Crime Library: Criminal Minds and Methods

Rodney Alcala: Extreme Serial Killer

Introduction

In September 1978, Rodney Alcala was a winning contestant on Chuck Barris's The Dating Game. Barris would later claim the show was a front for his work with the CIA; Alcala's tale is at least as lurid.

Rodney Alcala
Rodney Alcala

The game show had recently been revamped to be more suggestive. It was as corny as ever. Alcala, with his long hair, leisure suit, gold chain, earrings, and pushy charms, fit the part perfectly. The episode introduced him to bachelorette Cheryl Bradshaw as "a successful photographer who got his start at the age of 13 when his father found him in the dark room — fully developed." The host told Bradshaw that Alcala, from Los Angeles, was into skydiving and motorcycling.

Alcala managed to be somewhat less awkward than his two competitors.
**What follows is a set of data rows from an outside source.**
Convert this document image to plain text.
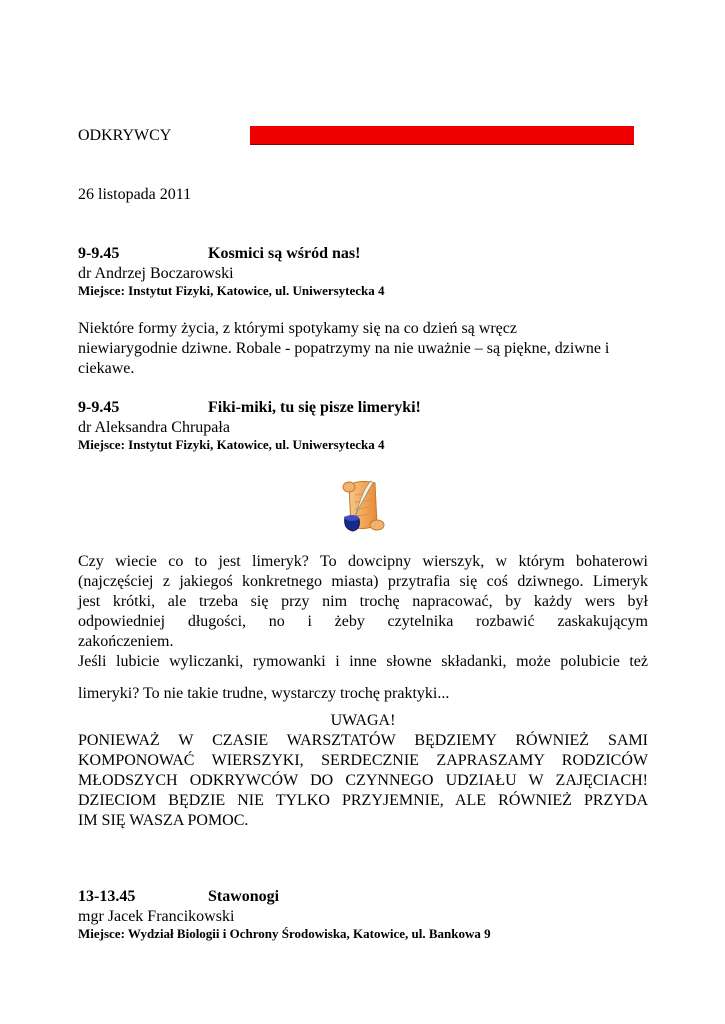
ODKRYWCY
26 listopada 2011
9-9.45	Kosmici są wśród nas!
dr Andrzej Boczarowski
Miejsce: Instytut Fizyki, Katowice, ul. Uniwersytecka 4
Niektóre formy życia, z którymi spotykamy się na co dzień są wręcz
niewiarygodnie dziwne. Robale - popatrzymy na nie uważnie – są piękne, dziwne i
ciekawe.
9-9.45	Fiki-miki, tu się pisze limeryki!
dr Aleksandra Chrupała
Miejsce: Instytut Fizyki, Katowice, ul. Uniwersytecka 4
Czy wiecie co to jest limeryk? To dowcipny wierszyk, w którym bohaterowi
(najczęściej z jakiegoś konkretnego miasta) przytrafia się coś dziwnego. Limeryk
jest krótki, ale trzeba się przy nim trochę napracować, by każdy wers był
odpowiedniej długości, no i żeby czytelnika rozbawić zaskakującym
zakończeniem.
Jeśli lubicie wyliczanki, rymowanki i inne słowne składanki, może polubicie też
limeryki? To nie takie trudne, wystarczy trochę praktyki...
UWAGA!
PONIEWAŻ W CZASIE WARSZTATÓW BĘDZIEMY RÓWNIEŻ SAMI
KOMPONOWAĆ WIERSZYKI, SERDECZNIE ZAPRASZAMY RODZICÓW
MŁODSZYCH ODKRYWCÓW DO CZYNNEGO UDZIAŁU W ZAJĘCIACH!
DZIECIOM BĘDZIE NIE TYLKO PRZYJEMNIE, ALE RÓWNIEŻ PRZYDA
IM SIĘ WASZA POMOC.
13-13.45	Stawonogi
mgr Jacek Francikowski
Miejsce: Wydział Biologii i Ochrony Środowiska, Katowice, ul. Bankowa 9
Bradshaw, a teacher from Phoenix, Ariz., asked the three bachelors — hidden from her view behind a screen — to describe themselves: "I'm serving you for dinner. What are you called and what do you look like?"
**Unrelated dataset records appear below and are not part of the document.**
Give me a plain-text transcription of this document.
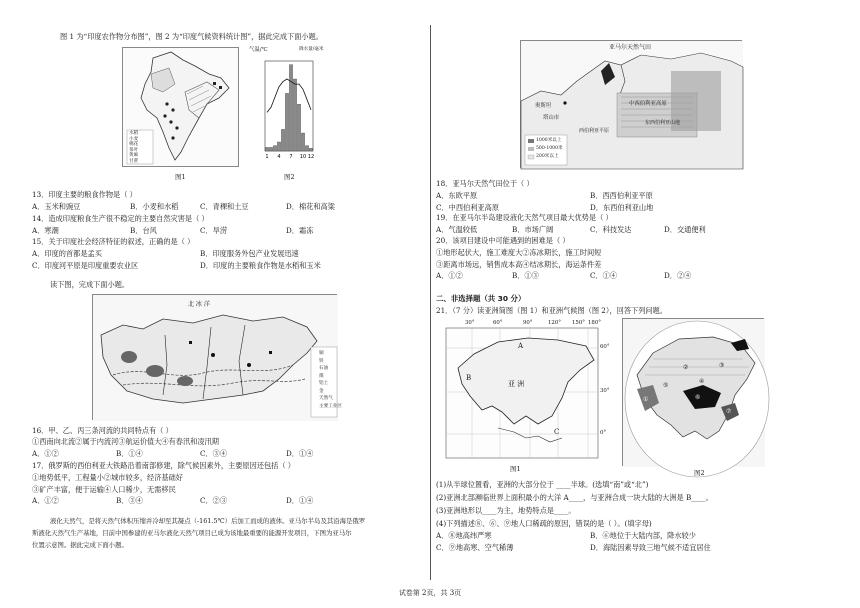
图 1 为“印度农作物分布图”，图 2 为“印度气候资料统计图”，据此完成下面小题。
水稻
小麦
棉花
茶叶
黄麻
甘蔗
图1
气温/℃	降水量/毫米
1 4 7 10 12
图2
13．印度主要的粮食作物是（ ）
A．玉米和豌豆	B．小麦和水稻	C．青稞和土豆	D．棉花和高粱
14．造成印度粮食生产很不稳定的主要自然灾害是（ ）
A．寒潮	B．台风	C．旱涝	D．霜冻
15．关于印度社会经济特征的叙述，正确的是（ ）
A．印度的首都是孟买	B．印度服务外包产业发展迅速
C．印度河平原是印度重要农业区	D．印度的主要粮食作物是水稻和玉米
读下图，完成下面小题。
北 冰 洋
铜
铁
石油
煤
铝土
金
天然气
主要工业区
16．甲、乙、丙三条河流的共同特点有（ ）
①西南向北流②属于内流河③航运价值大④有春汛和凌汛期
A．①②	B．①④	C．③④	D．①④
17．俄罗斯的西伯利亚大铁路沿着南部修建，除气候因素外，主要原因还包括（ ）
①地势低平，工程量小②城市较多，经济基础好
③矿产丰富，便于运输④人口稀少，无需移民
A．①②	B．③④	C．②③	D．①④
液化天然气，是将天然气体积压缩并冷却至其凝点（-161.5℃）后加工而成的液体。亚马尔半岛及其沿海是俄罗
斯液化天然气生产基地，目前中国参建的亚马尔液化天然气项目已成为该地最重要的能源开发项目，下图为亚马尔
位置示意图。据此完成下面小题。
亚马尔天然气田
奥斯坦
塔山市
西伯利亚平原
中西伯利亚高原
东西伯利亚山地
1000米以上
500-1000米
200米以上
18．亚马尔天然气田位于（ ）
A．东欧平原	B．西西伯利亚平原
C．中西伯利亚高原	D．东西伯利亚山地
19．在亚马尔半岛建设液化天然气项目最大优势是（ ）
A．气温较低	B．市场广阔	C．科技发达	D．交通便利
20．该项目建设中可能遇到的困难是（ ）
①地形起伏大，施工难度大②冻冰期长，施工时间短
③距离市场远，销售成本高④结冰期长，海运条件差
A．①②	B．①③	C．①④	D．②④
二、非选择题（共 30 分）
21．（7 分）读亚洲简图（图 1）和亚洲气候图（图 2），回答下列问题。
30°	60°	90°	120° 150° 180°
60°
30°
0°
A
B
C
亚 洲
图1
①
②	③
④
⑤
⑥
⑦
图2
(1)从半球位置看，亚洲的大部分位于 ____半球。(选填“南”或“北”)
(2)亚洲北部濒临世界上面积最小的大洋 A____，与亚洲合成一块大陆的大洲是 B____。
(3)亚洲地形以____为主，地势特点是____。
(4)下列描述⑧、⑥、⑨地人口稀疏的原因，错误的是（ ）。(填字母)
A．⑧地高纬严寒	B．⑥地位于大陆内部，降水较少
C．⑨地高寒、空气稀薄	D．海陆因素导致三地气候不适宜居住
试卷第 2页，共 3页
"I'm called the banana, and I look really good," the lean Alcala confidently told her. "Peel me!"

Intrigued, Bradshaw then asked him to pretend to audition for her drama class. She suggested he take the part of a dirty old man. As a convicted sex offender, it was something he had some experience with already, so he just growled, "Come on over here!"

Somehow, his come-ons worked, and the lucky pair won tennis lessons and a trip to Magic Mountain, one of the Los Angeles area's local amusement parks. But after talking to Alcala backstage, Bradshaw wisely decided that Alcala was less a swinging single than simply creepy. She never did accompany him on that date.

More than 20 years later Alcala would point to a tape of that Dating Game episode as proof that he'd already owned the pair of gold-ball earrings that prosecutors would contend he was keeping as a trophy of his kills, along with a collection of photographs of his sexual assault and murder victims and targets.

In January 2010, Rodney James Alcala started his third trial for the 1979 murder of a 12-year-old girl from Huntington Beach, Calif., Robin Samsoe. The courts had thrown out his two previous convictions on technicalities. Thanks to developments in DNA and blood-evidence technology, in the 2010 trial prosecutors would also charge him with the sexual assaults and deaths of Jill Barcomb, Georgia Wixted, Charlotte Lamb and Jill Parenteau.

He'd already been convicted of two sex crimes, and New York detectives now believe he also killed two women in Manhattan during the 70s.